First white space database and end-user devices to begin operation in January in Wilmington, NC.
The FCC has approved the first “white space” database and the first end-user devices to begin operation on January 26, 2012, initially limited to the Wilmington, NC area.
White space devices are supposed to provide Wi-Fi-like services, only better, using locally vacant TV channels. Successful operation will depend on complex databases to help each device identify channels on which it can safely operate, without causing interference to TV stations, radio astronomy, wireless microphones, and several other services entitled to protection. We reported just last month that the first of ten FCC-approved database providers, Spectrum Bridge Inc., had posted the results from a 45-day test of its system.
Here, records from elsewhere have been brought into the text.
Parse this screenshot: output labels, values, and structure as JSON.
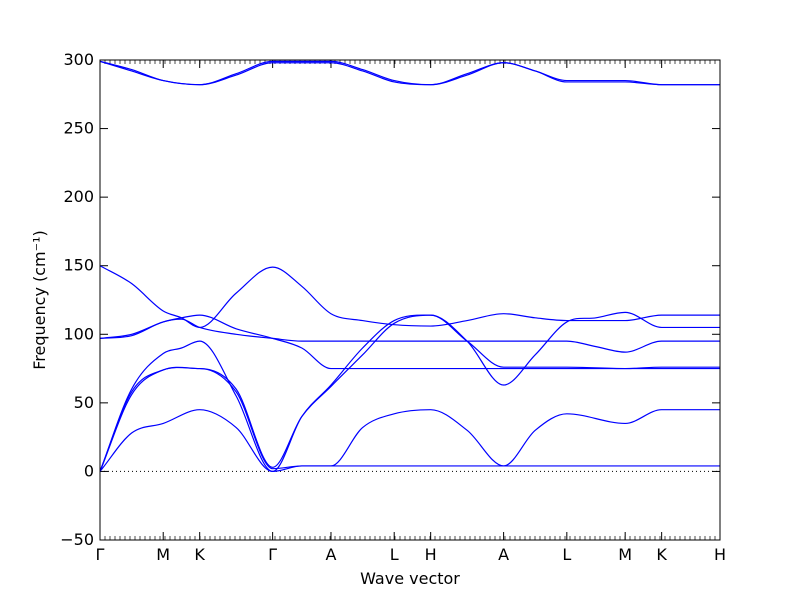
{
  "chart_data": {
    "type": "line",
    "title": "",
    "xlabel": "Wave vector",
    "ylabel": "Frequency (cm⁻¹)",
    "ylim": [
      -50,
      300
    ],
    "y_ticks": [
      -50,
      0,
      50,
      100,
      150,
      200,
      250,
      300
    ],
    "y_tick_labels": [
      "−50",
      "0",
      "50",
      "100",
      "150",
      "200",
      "250",
      "300"
    ],
    "xlim": [
      0,
      5.1
    ],
    "x_ticks": [
      {
        "label": "Γ",
        "x": 0.0
      },
      {
        "label": "M",
        "x": 0.52
      },
      {
        "label": "K",
        "x": 0.82
      },
      {
        "label": "Γ",
        "x": 1.42
      },
      {
        "label": "A",
        "x": 1.9
      },
      {
        "label": "L",
        "x": 2.42
      },
      {
        "label": "H",
        "x": 2.72
      },
      {
        "label": "A",
        "x": 3.32
      },
      {
        "label": "L",
        "x": 3.84
      },
      {
        "label": "M",
        "x": 4.32
      },
      {
        "label": "K",
        "x": 4.62
      },
      {
        "label": "H",
        "x": 5.1
      }
    ],
    "zero_line": true,
    "line_color": "#0000ff",
    "series": [
      {
        "x": [
          0,
          0.26,
          0.52,
          0.82,
          1.12,
          1.42,
          1.66,
          1.9,
          2.16,
          2.42,
          2.72,
          3.02,
          3.32,
          3.58,
          3.84,
          4.32,
          4.62,
          5.1
        ],
        "y": [
          299,
          293,
          285,
          282,
          290,
          299,
          299,
          299,
          293,
          285,
          282,
          290,
          298,
          292,
          285,
          285,
          282,
          282
        ]
      },
      {
        "x": [
          0,
          0.26,
          0.52,
          0.82,
          1.12,
          1.42,
          1.66,
          1.9,
          2.16,
          2.42,
          2.72,
          3.02,
          3.32,
          3.58,
          3.84,
          4.32,
          4.62,
          5.1
        ],
        "y": [
          299,
          292,
          285,
          282,
          289,
          298,
          298,
          298,
          292,
          284,
          282,
          289,
          298,
          292,
          284,
          284,
          282,
          282
        ]
      },
      {
        "x": [
          0,
          0.26,
          0.52,
          0.67,
          0.82,
          1.12,
          1.42,
          1.66,
          1.9,
          2.16,
          2.42,
          2.72,
          3.02,
          3.32,
          3.58,
          3.84,
          4.08,
          4.32,
          4.62,
          5.1
        ],
        "y": [
          150,
          137,
          117,
          112,
          105,
          130,
          149,
          135,
          115,
          110,
          107,
          106,
          110,
          115,
          112,
          110,
          110,
          110,
          114,
          114
        ]
      },
      {
        "x": [
          0,
          0.26,
          0.52,
          0.67,
          0.82,
          1.12,
          1.42,
          1.66,
          1.9,
          2.16,
          2.42,
          2.72,
          3.02,
          3.32,
          3.58,
          3.84,
          4.08,
          4.32,
          4.62,
          5.1
        ],
        "y": [
          97,
          100,
          109,
          112,
          114,
          104,
          97,
          90,
          75,
          75,
          75,
          75,
          75,
          75,
          75,
          75,
          75,
          75,
          75,
          75
        ]
      },
      {
        "x": [
          0,
          0.26,
          0.52,
          0.67,
          0.82,
          1.12,
          1.42,
          1.66,
          1.9,
          2.16,
          2.42,
          2.72,
          3.02,
          3.32,
          3.58,
          3.84,
          4.08,
          4.32,
          4.62,
          5.1
        ],
        "y": [
          97,
          99,
          109,
          111,
          105,
          100,
          97,
          95,
          95,
          95,
          95,
          95,
          95,
          95,
          95,
          95,
          91,
          87,
          95,
          95
        ]
      },
      {
        "x": [
          0,
          0.26,
          0.52,
          0.67,
          0.82,
          1.12,
          1.42,
          1.66,
          1.9,
          2.16,
          2.42,
          2.72,
          3.02,
          3.32,
          3.58,
          3.84,
          4.08,
          4.32,
          4.62,
          5.1
        ],
        "y": [
          0,
          60,
          86,
          90,
          95,
          55,
          0,
          40,
          63,
          90,
          110,
          114,
          95,
          63,
          85,
          109,
          112,
          116,
          105,
          105
        ]
      },
      {
        "x": [
          0,
          0.26,
          0.52,
          0.82,
          1.12,
          1.42,
          1.66,
          1.9,
          2.16,
          2.42,
          2.72,
          3.02,
          3.32,
          3.58,
          3.84,
          4.32,
          4.62,
          5.1
        ],
        "y": [
          0,
          58,
          74,
          75,
          60,
          3,
          40,
          62,
          85,
          108,
          114,
          95,
          76,
          76,
          76,
          75,
          76,
          76
        ]
      },
      {
        "x": [
          0,
          0.26,
          0.52,
          0.82,
          1.12,
          1.42,
          1.66,
          1.9,
          2.16,
          2.42,
          2.72,
          3.02,
          3.32,
          3.58,
          3.84,
          4.32,
          4.62,
          5.1
        ],
        "y": [
          0,
          56,
          74,
          75,
          58,
          2,
          4,
          4,
          4,
          4,
          4,
          4,
          4,
          4,
          4,
          4,
          4,
          4
        ]
      },
      {
        "x": [
          0,
          0.26,
          0.52,
          0.82,
          1.12,
          1.42,
          1.66,
          1.9,
          2.16,
          2.42,
          2.72,
          3.02,
          3.32,
          3.58,
          3.84,
          4.32,
          4.62,
          5.1
        ],
        "y": [
          0,
          28,
          35,
          45,
          32,
          0,
          4,
          4,
          32,
          42,
          45,
          30,
          4,
          30,
          42,
          35,
          45,
          45
        ]
      }
    ]
  }
}
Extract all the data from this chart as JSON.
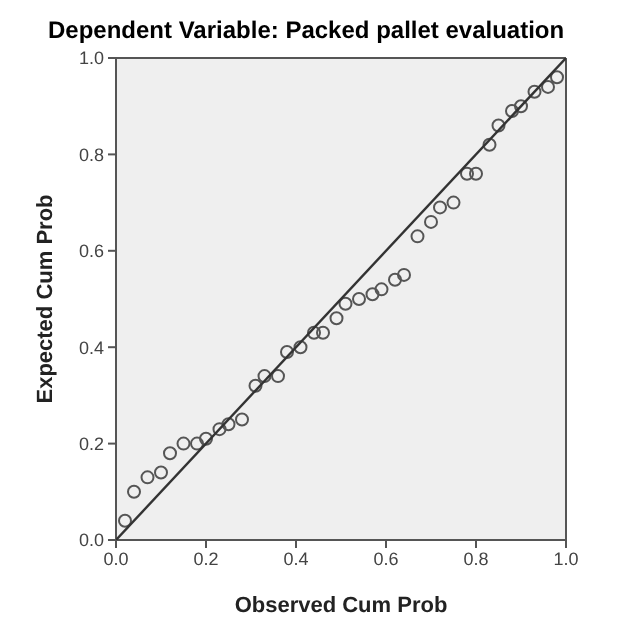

The FCC has now announced its acceptance of that system, and simultaneously, its approval of an end-user white space device that operates in conjunction with the Spectrum Bridge database.
Operators of the various services protected against the devices – see a list here – should make sure their facilities are properly listed in the database.
White space operations will be limited at the outset to the environs of Wilmington, NC. Wilmington was also the city chosen by the FCC a few years back for an early trial of the cut-over from analog to digital TV. We’re not sure why the FCC keeps putting Wilmington’s TV reception at risk. Perhaps the city is an unheralded center for high-tech early adopters. Or the home of someone whom the FCC just doesn’t like.